Insofern ist die aggregierte Berechnung in jedem Fall zu hinterfragen, da sie voraussetzt, dass zwischen jeder Besoldungsgruppe dieselben prozentualen Abstände vorherrschen. Das müsste einmal mathematisch hergeleitet werden.

Aber ich ziehe meinen Hut: im Endeffekt erhält ja der größte Teil der Beamten bis auf die Abteilungsleiter und Staatssekretäre in den Ministerien sowie die Beigeordneten und Oberbürgermeister in kreisfreien Städten jeder Beamte eine Ausgleichszulage, sofern er verheiratet ist, die abschmilzt. Damit wird de facto jeder Beamte auf die Problematik aufmerksam gemacht und unzufrieden gestellt.

 Das öffentlich als Besoldungserhöhung zu verkaufen, damit die Bevölkerung zum mosern zu bringen und gleichzeitig auch den rd. 400.000 Beamten und Versorgungsempfängern plus Anhang vor den Kopf zu stoßen, das haben selbst H. Kraft und FW Borjans nicht fertiggebracht.

Johnmod

Zitat von: Casiopeia1981 in Heute um 22:55Interessant ist die sehr verkürzte Berechnung des Abstandsgebots. Nach meinem Verständnis bezieht sich dieses zwischen den jeweiligen einzelnen Ämtern.

Insofern ist die aggregierte Berechnung in jedem Fall zu hinterfragen, da sie voraussetzt, dass zwischen jeder Besoldungsgruppe dieselben prozentualen Abstände vorherrschen. Das müsste einmal mathematisch hergeleitet werden.

 


Hier aus der Begründung des Entwurfs: Der vierte Parameter betrifft den systeminternen Besoldungsvergleich, welchem das Abstands-
gebot als eigenständiger hergebrachter Grundsatz des Berufsbeamtentums zugrunde liegt.
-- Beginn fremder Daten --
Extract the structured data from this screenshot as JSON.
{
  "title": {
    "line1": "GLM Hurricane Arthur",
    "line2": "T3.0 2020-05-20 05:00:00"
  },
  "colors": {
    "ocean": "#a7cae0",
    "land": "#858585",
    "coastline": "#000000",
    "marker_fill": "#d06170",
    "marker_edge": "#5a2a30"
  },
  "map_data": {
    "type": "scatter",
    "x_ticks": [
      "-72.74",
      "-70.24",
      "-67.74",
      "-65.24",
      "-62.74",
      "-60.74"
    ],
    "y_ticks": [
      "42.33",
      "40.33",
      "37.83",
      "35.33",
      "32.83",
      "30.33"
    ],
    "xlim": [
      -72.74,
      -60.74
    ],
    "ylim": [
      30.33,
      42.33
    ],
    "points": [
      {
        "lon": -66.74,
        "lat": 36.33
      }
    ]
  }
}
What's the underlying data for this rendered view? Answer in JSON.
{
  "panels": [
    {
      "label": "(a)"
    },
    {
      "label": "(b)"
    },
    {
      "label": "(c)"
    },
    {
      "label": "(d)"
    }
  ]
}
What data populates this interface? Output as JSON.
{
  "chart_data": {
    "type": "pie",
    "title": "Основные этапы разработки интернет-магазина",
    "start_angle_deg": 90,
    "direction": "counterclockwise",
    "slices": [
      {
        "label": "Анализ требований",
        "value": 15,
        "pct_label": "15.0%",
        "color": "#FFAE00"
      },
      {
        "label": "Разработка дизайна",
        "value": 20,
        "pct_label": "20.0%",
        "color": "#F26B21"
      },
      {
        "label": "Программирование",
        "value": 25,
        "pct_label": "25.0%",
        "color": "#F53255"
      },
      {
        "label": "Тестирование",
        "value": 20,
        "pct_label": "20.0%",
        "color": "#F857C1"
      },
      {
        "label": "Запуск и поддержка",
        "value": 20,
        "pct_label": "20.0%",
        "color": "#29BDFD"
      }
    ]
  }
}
Hier
kann einerseits ein unmittelbarer Verstoß darin liegen, dass es infolge unterschiedlich hoher
linearer oder zeitlich verzögerter Besoldungsanpassungen zu einer deutlichen Verringerung der
Abstände (Abschmelzung) zwischen zwei zu vergleichenden Besoldungsgruppen kommt
(BVerfG a. a. O. Rn. 90). Ein Verstoß ist hierbei zu bejahen, wenn die Abstände um mindestens
10 Prozent in den zurückliegenden fünf Jahren abgeschmolzen wurden.
Andererseits wird von einem mittelbaren Verstoß gegen das Abstandsgebot ausgegangen, wenn
die gebotene Mindestbesoldung in einer niedrigeren Besoldungsgruppe als der betrachteten Be-
soldungsgruppe unterschritten wird (BVerfG a. a. O. Rn. 91 f.).


Dieses Urteil hatte ich irgendwann gelesen. Daher kann festgehalten werden: die Grundgehälter sind für die Beurteilung relevant.